Sanatçılara yönelik baskı, “ahlak” bahanesiyle meşrulaştırılan politik bir sansür mü? sorusuna yanıt veren Güzel, konuşmasında şu sözlere yer verdi:
“Ne yazık ki evet. “Ahlak” kavramı bugün politik bir sopa haline getirildi. Oysa gerçek ahlak, özgürlüğü korumaktır; yasak koymak değil. Sanatı “ahlak” kisvesiyle denetlemek, topluma tek bir duyguyu, tek bir düşünceyi dayatmaktır. Oysa sanatın görevi tam tersine, çeşitliliği savunmaktır.”

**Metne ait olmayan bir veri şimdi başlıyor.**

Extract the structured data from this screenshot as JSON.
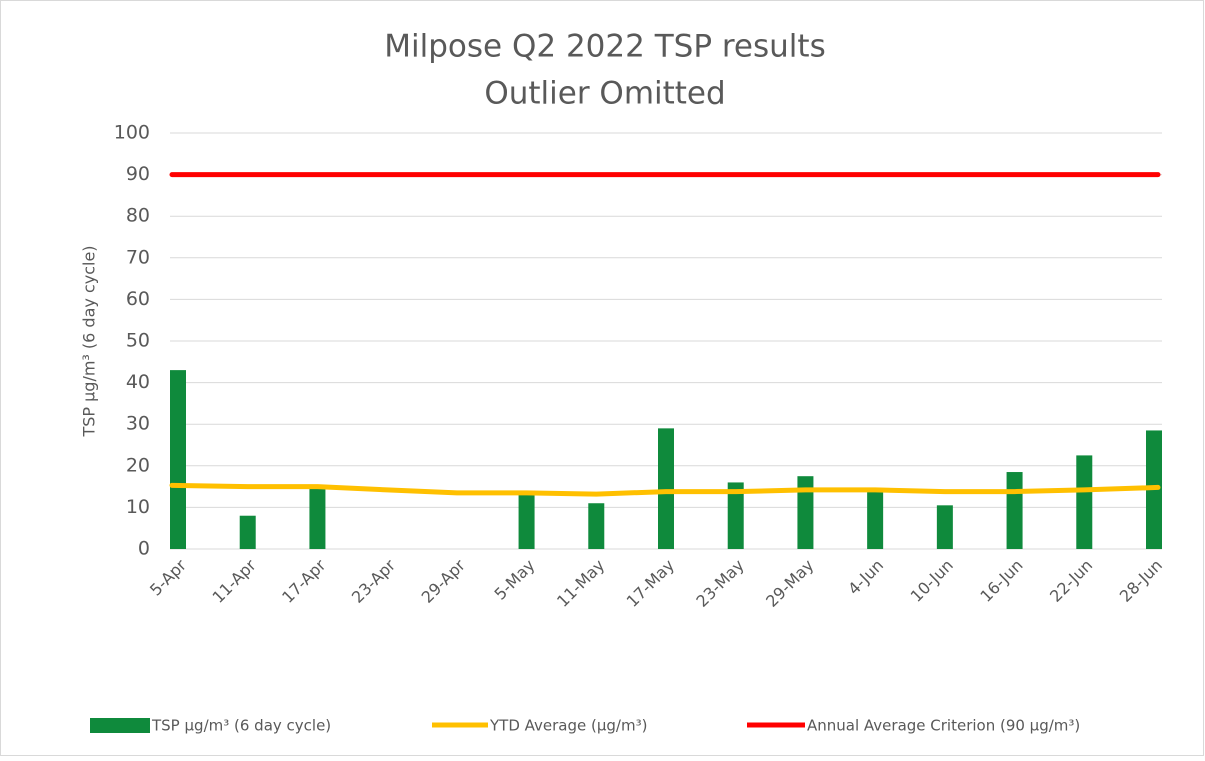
{
  "chart_data": {
    "type": "bar",
    "title": "Milpose Q2 2022 TSP results",
    "subtitle": "Outlier Omitted",
    "y_label": "TSP µg/m³ (6 day cycle)",
    "categories": [
      "5-Apr",
      "11-Apr",
      "17-Apr",
      "23-Apr",
      "29-Apr",
      "5-May",
      "11-May",
      "17-May",
      "23-May",
      "29-May",
      "4-Jun",
      "10-Jun",
      "16-Jun",
      "22-Jun",
      "28-Jun"
    ],
    "series": [
      {
        "name": "TSP µg/m³ (6 day cycle)",
        "type": "bar",
        "color": "#0f8a3c",
        "values": [
          43,
          8,
          15,
          null,
          null,
          14,
          11,
          29,
          16,
          17.5,
          14,
          10.5,
          18.5,
          22.5,
          28.5
        ]
      },
      {
        "name": "YTD  Average (µg/m³)",
        "type": "line",
        "color": "#ffc000",
        "values": [
          15.3,
          15,
          15,
          14.2,
          13.5,
          13.5,
          13.2,
          13.8,
          13.8,
          14.2,
          14.2,
          13.8,
          13.8,
          14.2,
          14.8
        ]
      },
      {
        "name": "Annual Average Criterion (90 µg/m³)",
        "type": "line",
        "color": "#ff0000",
        "values": [
          90,
          90,
          90,
          90,
          90,
          90,
          90,
          90,
          90,
          90,
          90,
          90,
          90,
          90,
          90
        ]
      }
    ],
    "ylim": [
      0,
      100
    ],
    "yticks": [
      0,
      10,
      20,
      30,
      40,
      50,
      60,
      70,
      80,
      90,
      100
    ],
    "grid": true,
    "legend": "bottom"
  }
}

KORKU SİSTEMATİK HALE GETİRİLDİ
Gözaltılar ve yasaklar karşısında sanat camiası neden suskun kaldığını dile getiren Güzel, “Çünkü korku sistematik hale getirildi. Ama suskunluk, kabul değildir. Sanat camiası yeniden dayanışmayı, ortak vicdanı ve birlikte üretmeyi hatırlamak zorunda. Sanatçı yalnız kaldığında, sesinin yankısı azalır. Oysa biz birlikte konuştuğumuzda, kelimeler özgürlüğe dönüşür” dedi.
“GENÇ SANATÇILARI ARTIK KORKMUYOR”
Genç kuşak sanatçılar bu atmosferde üretmeyi bir cesaret eylemine dönüştürdüğünü söyleyen Güzel, “Bugünün genç sanatçıları artık korkmuyor. Onlar için üretmek, bir meslek değil bir direniş biçimi. Sansüre karşı bir söz, yasaklara karşı bir melodi, baskıya karşı bir sahne kuruyorlar. Bu kuşak, umudu yeniden sahneye taşıyor. Onların enerjisi, bu ülkenin yarınlarına tutulan bir ışık” diye konuştu.
SANATIN ÜZERİNDEKİ BASKI NE ZAMAN BİTECEK?
Sanatın üzerindeki bu baskıların geçici bir dönem mi yoksa yeni normal mi sorusunu yanıtlayan Güzel, “Bu dönemin kalıcı olup olmayacağı, bizim direncimize bağlı. Eğer susarsak, bu baskı “yeni normal” olur. Ama konuşur, üretir, paylaşır, direnmeye devam edersek; bu karanlık sadece tarihin kısa bir parantezi olarak kalır. Sanat, tarih boyunca hep küllerinden doğmuştur. Bugün de öyle olacak. Çünkü biz, üretmeyi varoluş biçimi olarak seçtik” diyerek sözlerine son verdi.